Why we live in a universe made of matter instead of antimatter still remains a mystery. One of the key ingredients in finding an explanation for this asymmetry lies in the study of a particular process called CP symmetry violation. The scientific collaboration of the LHCb experiment at CERN’s Large Hadron Collider accelerator, which now numbers some 1800 scientists from all over the world, including a sizeable INFN component, presented yesterday, 24 March, during a seminar at the annual Rencontres de Moriond conference, the first observation of CP violation in baryon decays, i.e. decays involving particles composed of three quarks that make up the type of matter of which all visible universe is made. Differences in the properties of matter and antimatter resulting from CP violation had previously been observed in the decays of the K, B and D mesons, composed of a quark-antiquark pair containing respectively strange, beauty and charm quarks. But despite decades of experimental research, CP violation had never yet been observed in the decays of baryons. LHCb, studying the decays of baryon Λb0 obtained a numerical value of CP asymmetry of (2.45 ± 0.46 ± 0.10) %, which differs from zero by 5.2 standard deviations. A value greater than 5 standard deviations implies the observation of CP violation. The result is described in an article submitted to Nature and already available online on arXiv.

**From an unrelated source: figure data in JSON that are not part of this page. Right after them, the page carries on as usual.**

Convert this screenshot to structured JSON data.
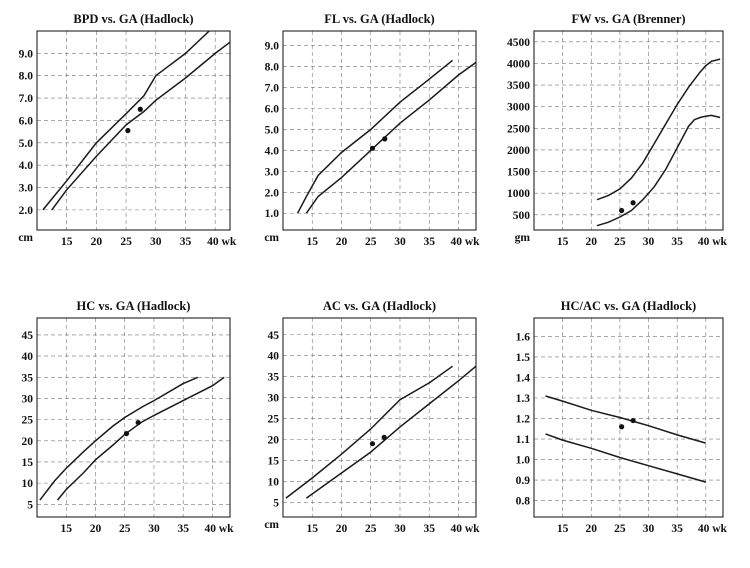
{
  "chart_data": [
    {
      "type": "line",
      "title": "BPD vs. GA (Hadlock)",
      "x_ticks": [
        "15",
        "20",
        "25",
        "30",
        "35",
        "40 wk"
      ],
      "x_tick_values": [
        15,
        20,
        25,
        30,
        35,
        40
      ],
      "y_ticks": [
        "2.0",
        "3.0",
        "4.0",
        "5.0",
        "6.0",
        "7.0",
        "8.0",
        "9.0"
      ],
      "y_tick_values": [
        2,
        3,
        4,
        5,
        6,
        7,
        8,
        9
      ],
      "y_unit": "cm",
      "xlim": [
        10,
        42.5
      ],
      "ylim": [
        1.1,
        10.0
      ],
      "grid": true,
      "series": [
        {
          "x": [
            11,
            15,
            20,
            25,
            28,
            30,
            35,
            39
          ],
          "y": [
            2.0,
            3.3,
            5.0,
            6.3,
            7.1,
            8.0,
            9.0,
            10.0
          ]
        },
        {
          "x": [
            12.5,
            15,
            20,
            25,
            28,
            30,
            35,
            40,
            42.5
          ],
          "y": [
            2.0,
            2.9,
            4.4,
            5.8,
            6.4,
            6.9,
            7.9,
            9.0,
            9.5
          ]
        }
      ],
      "points": [
        {
          "x": 25.3,
          "y": 5.55
        },
        {
          "x": 27.4,
          "y": 6.5
        }
      ]
    },
    {
      "type": "line",
      "title": "FL vs. GA (Hadlock)",
      "x_ticks": [
        "15",
        "20",
        "25",
        "30",
        "35",
        "40 wk"
      ],
      "x_tick_values": [
        15,
        20,
        25,
        30,
        35,
        40
      ],
      "y_ticks": [
        "1.0",
        "2.0",
        "3.0",
        "4.0",
        "5.0",
        "6.0",
        "7.0",
        "8.0",
        "9.0"
      ],
      "y_tick_values": [
        1,
        2,
        3,
        4,
        5,
        6,
        7,
        8,
        9
      ],
      "y_unit": "cm",
      "xlim": [
        10,
        43
      ],
      "ylim": [
        0.2,
        9.7
      ],
      "grid": true,
      "series": [
        {
          "x": [
            12.5,
            14,
            16,
            20,
            25,
            30,
            35,
            39
          ],
          "y": [
            1.0,
            1.8,
            2.8,
            3.9,
            5.0,
            6.3,
            7.4,
            8.3
          ]
        },
        {
          "x": [
            14,
            16,
            20,
            25,
            30,
            35,
            40,
            43
          ],
          "y": [
            1.0,
            1.8,
            2.7,
            4.0,
            5.3,
            6.4,
            7.6,
            8.2
          ]
        }
      ],
      "points": [
        {
          "x": 25.3,
          "y": 4.1
        },
        {
          "x": 27.4,
          "y": 4.55
        }
      ]
    },
    {
      "type": "line",
      "title": "FW vs. GA  (Brenner)",
      "x_ticks": [
        "15",
        "20",
        "25",
        "30",
        "35",
        "40 wk"
      ],
      "x_tick_values": [
        15,
        20,
        25,
        30,
        35,
        40
      ],
      "y_ticks": [
        "500",
        "1000",
        "1500",
        "2000",
        "2500",
        "3000",
        "3500",
        "4000",
        "4500"
      ],
      "y_tick_values": [
        500,
        1000,
        1500,
        2000,
        2500,
        3000,
        3500,
        4000,
        4500
      ],
      "y_unit": "gm",
      "xlim": [
        10,
        43
      ],
      "ylim": [
        150,
        4750
      ],
      "grid": true,
      "series": [
        {
          "x": [
            21,
            23,
            25,
            27,
            29,
            31,
            33,
            35,
            37,
            39,
            40,
            41,
            42.5
          ],
          "y": [
            850,
            950,
            1100,
            1350,
            1700,
            2150,
            2600,
            3050,
            3450,
            3800,
            3950,
            4050,
            4100
          ]
        },
        {
          "x": [
            21,
            23,
            25,
            27,
            29,
            31,
            33,
            35,
            36,
            37,
            38,
            39,
            40,
            41,
            42.5
          ],
          "y": [
            250,
            330,
            450,
            600,
            850,
            1150,
            1550,
            2050,
            2300,
            2550,
            2700,
            2750,
            2780,
            2800,
            2750
          ]
        }
      ],
      "points": [
        {
          "x": 25.3,
          "y": 600
        },
        {
          "x": 27.3,
          "y": 780
        }
      ]
    },
    {
      "type": "line",
      "title": "HC vs. GA (Hadlock)",
      "x_ticks": [
        "15",
        "20",
        "25",
        "30",
        "35",
        "40 wk"
      ],
      "x_tick_values": [
        15,
        20,
        25,
        30,
        35,
        40
      ],
      "y_ticks": [
        "5",
        "10",
        "15",
        "20",
        "25",
        "30",
        "35",
        "40",
        "45"
      ],
      "y_tick_values": [
        5,
        10,
        15,
        20,
        25,
        30,
        35,
        40,
        45
      ],
      "xlim": [
        10,
        43
      ],
      "ylim": [
        2,
        49
      ],
      "grid": true,
      "series": [
        {
          "x": [
            10.5,
            13,
            15,
            18,
            20,
            23,
            25,
            28,
            30,
            35,
            37.5
          ],
          "y": [
            6,
            10.5,
            13.5,
            17.5,
            20,
            23.5,
            25.5,
            28,
            29.5,
            33.5,
            35
          ]
        },
        {
          "x": [
            13.5,
            15,
            18,
            20,
            23,
            25,
            28,
            30,
            35,
            40,
            42
          ],
          "y": [
            6,
            8.5,
            12.5,
            15.5,
            19,
            21.5,
            24.5,
            26,
            29.5,
            33,
            35
          ]
        }
      ],
      "points": [
        {
          "x": 25.3,
          "y": 21.7
        },
        {
          "x": 27.3,
          "y": 24.3
        }
      ]
    },
    {
      "type": "line",
      "title": "AC vs. GA (Hadlock)",
      "x_ticks": [
        "15",
        "20",
        "25",
        "30",
        "35",
        "40 wk"
      ],
      "x_tick_values": [
        15,
        20,
        25,
        30,
        35,
        40
      ],
      "y_ticks": [
        "5",
        "10",
        "15",
        "20",
        "25",
        "30",
        "35",
        "40",
        "45"
      ],
      "y_tick_values": [
        5,
        10,
        15,
        20,
        25,
        30,
        35,
        40,
        45
      ],
      "y_unit": "cm",
      "xlim": [
        10,
        43
      ],
      "ylim": [
        1.5,
        49
      ],
      "grid": true,
      "series": [
        {
          "x": [
            10.5,
            15,
            20,
            25,
            30,
            35,
            39
          ],
          "y": [
            6,
            10.8,
            16.5,
            22.5,
            29.5,
            33.5,
            37.5
          ]
        },
        {
          "x": [
            14,
            20,
            25,
            30,
            35,
            40,
            43
          ],
          "y": [
            6,
            12,
            17,
            23,
            28.5,
            34,
            37.5
          ]
        }
      ],
      "points": [
        {
          "x": 25.3,
          "y": 19.0
        },
        {
          "x": 27.3,
          "y": 20.5
        }
      ]
    },
    {
      "type": "line",
      "title": "HC/AC vs. GA  (Hadlock)",
      "x_ticks": [
        "15",
        "20",
        "25",
        "30",
        "35",
        "40 wk"
      ],
      "x_tick_values": [
        15,
        20,
        25,
        30,
        35,
        40
      ],
      "y_ticks": [
        "0.8",
        "0.9",
        "1.0",
        "1.1",
        "1.2",
        "1.3",
        "1.4",
        "1.5",
        "1.6"
      ],
      "y_tick_values": [
        0.8,
        0.9,
        1.0,
        1.1,
        1.2,
        1.3,
        1.4,
        1.5,
        1.6
      ],
      "xlim": [
        10,
        43
      ],
      "ylim": [
        0.72,
        1.69
      ],
      "grid": true,
      "series": [
        {
          "x": [
            12,
            15,
            20,
            25,
            30,
            35,
            40
          ],
          "y": [
            1.31,
            1.285,
            1.24,
            1.205,
            1.165,
            1.12,
            1.08
          ]
        },
        {
          "x": [
            12,
            15,
            20,
            25,
            30,
            35,
            40
          ],
          "y": [
            1.125,
            1.095,
            1.055,
            1.01,
            0.97,
            0.93,
            0.89
          ]
        }
      ],
      "points": [
        {
          "x": 25.3,
          "y": 1.16
        },
        {
          "x": 27.3,
          "y": 1.19
        }
      ]
    }
  ]
}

The phenomenon was first observed in 1964 in the decay of neutral K mesons and the two physicists who made the discovery, James Cronin and Val Fitch, were awarded the Nobel Prize in Physics in 1980. At the time, the discovery came as a disconcerting surprise to the particle physics community, which firmly believed that CP symmetry was not being violated. In the early 1970s, building on the foundations laid a few years earlier by Nicola Cabibbo in particular, Makoto Kobayashi and Toshihide Maskawa realised that CP violation could be naturally included in the theoretical framework we now know as the Standard Model of particle physics, provided that at least six different quarks existed in nature. Their fundamental idea was eventually confirmed three decades later through the observation of CP violation in particle decays with b-quarks by the collaborations of the BaBar experiments at the SLAC laboratory in the US, and Belle at the KEK laboratory in Japan, which led to Kobayashi and Maskawa being awarded the 2008 Nobel Prize in Physics.
In the Standard Model, the existence and overall value of CP violation is determined by a single parameter, although its manifestation in a particular decay is influenced by several other parameters. The values of these fundamental parameters can be determined experimentally by measuring many different CP violation processes.
“The combined set of these measurements, many of which have been performed by LHCb, agrees very well with the predictions of the Standard Model for all CP violation effects known so far in particle physics”, explains international coordinator of the LHCb experiment Vincenzo Vagnoni, researcher at the INFN Bologna Division. “But this still does not satisfy us, because our mission is to find effects of new physics beyond the Standard Model”.
The first-ever observation of CP violation in a baryonic decay now paves the way for further theoretical and experimental investigations into its nature, potentially offering new constraints for models beyond the Standard Model.